Goodbye, Bid-O-Matic

A few weeks ago, I wrote a Eulogy to eBay Express here on this blog, and it rapidly became one of my most popular posts ever.  (Of course, nothing quite competes with the Battlestar Galactica posts, but I digress…)

Last week, eBay quietly announced the death of Bid Assistant, a product concept that I remember fondly from my days at eBay, and I thought it would be worth a few minutes to reflect back on lessons from the life span of that effort.  The truth is, while eBay gets a lot of press coverage from both the traditional media and from bloggers, I see very little, if any, actual detailed discussion of the features themselves, whether good, bad or ugly.  Usually, you just see factual reports, like this.

Bid-O-Matic, the original concept behind Bid Assistant, is an idea that goes back to at least 2005, if not earlier.  The problem it was attempting to solve is pretty much as old as auction bidding on eBay:

  • As a buyer, you often find several auctions for the item you are looking to buy, at various stages of completion.
  • If you bid on only one auction, the price of that auction might go too high, and you might have missed out on one of the other auctions.
  • If you bid on more than one auction, then you run the risk of winning more than one item.

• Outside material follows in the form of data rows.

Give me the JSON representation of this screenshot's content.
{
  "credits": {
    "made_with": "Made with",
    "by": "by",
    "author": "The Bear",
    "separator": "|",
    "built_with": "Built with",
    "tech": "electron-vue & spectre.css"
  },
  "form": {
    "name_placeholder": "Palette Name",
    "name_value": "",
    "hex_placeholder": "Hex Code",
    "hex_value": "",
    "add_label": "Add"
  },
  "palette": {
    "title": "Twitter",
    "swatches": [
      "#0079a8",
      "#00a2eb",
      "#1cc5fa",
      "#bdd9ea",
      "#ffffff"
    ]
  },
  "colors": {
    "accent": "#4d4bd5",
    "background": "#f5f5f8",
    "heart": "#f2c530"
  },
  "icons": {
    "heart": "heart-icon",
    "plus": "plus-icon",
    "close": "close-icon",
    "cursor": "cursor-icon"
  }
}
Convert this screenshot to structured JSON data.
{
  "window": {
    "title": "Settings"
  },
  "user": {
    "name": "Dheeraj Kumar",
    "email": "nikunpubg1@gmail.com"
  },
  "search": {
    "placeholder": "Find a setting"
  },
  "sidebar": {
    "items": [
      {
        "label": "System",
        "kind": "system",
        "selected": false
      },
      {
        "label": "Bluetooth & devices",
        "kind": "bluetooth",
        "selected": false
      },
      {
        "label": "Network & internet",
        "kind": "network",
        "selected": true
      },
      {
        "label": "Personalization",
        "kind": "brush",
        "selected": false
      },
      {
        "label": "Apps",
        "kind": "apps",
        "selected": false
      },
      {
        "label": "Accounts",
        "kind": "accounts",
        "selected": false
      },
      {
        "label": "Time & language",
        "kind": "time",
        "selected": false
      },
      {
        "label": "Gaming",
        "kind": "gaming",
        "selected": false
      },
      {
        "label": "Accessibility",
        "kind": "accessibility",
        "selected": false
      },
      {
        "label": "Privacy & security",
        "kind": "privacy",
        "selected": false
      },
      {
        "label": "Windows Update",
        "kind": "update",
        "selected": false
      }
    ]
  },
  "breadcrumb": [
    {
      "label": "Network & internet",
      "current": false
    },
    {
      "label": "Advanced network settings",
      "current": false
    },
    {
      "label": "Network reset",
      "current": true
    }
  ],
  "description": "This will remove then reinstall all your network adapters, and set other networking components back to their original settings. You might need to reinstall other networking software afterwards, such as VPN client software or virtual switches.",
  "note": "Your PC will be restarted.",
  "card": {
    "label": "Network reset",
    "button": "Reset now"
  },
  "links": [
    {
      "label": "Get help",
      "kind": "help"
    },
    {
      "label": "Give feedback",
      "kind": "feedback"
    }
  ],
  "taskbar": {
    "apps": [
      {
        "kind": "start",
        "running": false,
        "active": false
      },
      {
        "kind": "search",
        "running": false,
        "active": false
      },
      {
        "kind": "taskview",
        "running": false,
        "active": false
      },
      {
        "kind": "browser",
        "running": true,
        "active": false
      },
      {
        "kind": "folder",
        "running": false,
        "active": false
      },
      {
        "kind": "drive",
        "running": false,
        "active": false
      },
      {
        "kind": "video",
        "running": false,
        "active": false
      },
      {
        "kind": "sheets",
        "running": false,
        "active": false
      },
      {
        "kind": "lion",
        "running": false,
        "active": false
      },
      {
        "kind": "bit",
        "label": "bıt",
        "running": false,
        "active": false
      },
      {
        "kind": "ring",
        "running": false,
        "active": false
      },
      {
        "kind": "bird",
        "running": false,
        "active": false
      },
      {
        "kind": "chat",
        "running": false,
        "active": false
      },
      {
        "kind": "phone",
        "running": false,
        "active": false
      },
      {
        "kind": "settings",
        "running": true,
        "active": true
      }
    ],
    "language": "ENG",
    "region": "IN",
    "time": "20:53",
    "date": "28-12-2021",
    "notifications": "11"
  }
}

eBay, of course, frowns on retracting bids, let alone backing out of a completed winning bid, so it’s a difficult situation to handle.  If you talked to any of the regular auction buyers on eBay, they would give you a personal story relating to this problem.  Try bidding on a digital camera some time, and you’ll feel the issue pretty quickly.

Enter Bid-O-Matic.

Bid-O-Matic was supposed to be the first step in building a true eBay assistant for bidding.  You, as a buyer, would pick out a list of equivalent items to bid on.  Bid-O-Matic would then place bids for you, attempting to win exactly one of the items at the lowest possible price.

That was the idea, anyway.  Like many great product ideas, it had its roots in a real customer problem;  a customer problem expressed in earnest by some of eBay’s best customers, it’s regular auction buyers.  And it was a classic case where technology could dramatically improve the customer experience.

And like many a road to hell, it was paved with good intentions.

Bid-O-Matic originally failed to get traction within the company, largely because the cost of building the feature did not seem to justify the incremental improvement to the eBay business.  The problem mathematically is that frequent auction buyers actually already buy a lot, so it was hard to see how this tool would really help them buy that much more.  In addition, the problem is unique enough to advanced users that it was hard to imagine that many auction buyers who weren’t regular buyers adopting the tool.

Bid-O-Matic stayed just a concept, until renewed focus on improving the auction experience really took hold in 2006 as part of the “eBay 3.0” concept.  Bid-O-Matic seemed like the perfect example of a feature that eBay’s best auction buyers would love, and so despite the numbers, the feature was given the green light.

Without going into too much gory detail, after much pain, schedule changes, cost increases, design compromises, and a typically horrific naming process, Bid Assistant was born.

While I was a huge fan of the initial concept, and of the people who worked on it, as a user I was never really able to engage with Bid Assistant.  It required a fairly arcane knowledge of “Watching”, the eBay process for bookmarking auctions.  The integration points were also fairly tortured – there was very little in the actual Finding and Buying experiences to lead you to discover the Bid Assistant.  Worse, I think fixed price listings severely limited the potential benefit of the feature.  Bid-O-Matic was never useful for multiple, unique, one-of-a-kind collectibles.  And if you are buying a commodity item, like a specific model of digital camera, then just buying it on eBay Express (or or made much more sense.

Like all Product professionals, features like Bid-O-Matic leave me torn.  On the one hand, I want to say that there was a real user problem here, and that with the right research, design inspiration, and iteration, eBay could have come up with a great product here.  On the other hand, that time and effort is expensive, and there are likely much more important problems eBay could be putting that effort towards.

In any case, I just want to say goodbye to the Bid Assistant, and a brief acknowledgement to the team that built it.  Better to have tried and failed than to never have tried at all.

2 thoughts on “Goodbye, Bid-O-Matic

  1. The bid sniping service I use offers a feature like this. I’ve used it only a handful of times. I was never even aware of eBay’s feature.

    If eBay had made this Bid Assistant into basically a full fledged sniping service, it would have definitely gotten a lot of use, but probably changed the entire character of eBay by making sniping the norm.

  2. As it happens, there is an actual open-source tool (written in Germany, but works everywhere) actually called “Bid-O-Matic” (well, really Biet-O-Matic in the original German), which provides the functioin of group bids (I want X wins from this group of products) and bid-sniping.
    It probably requires some techie-ness to use well, but works.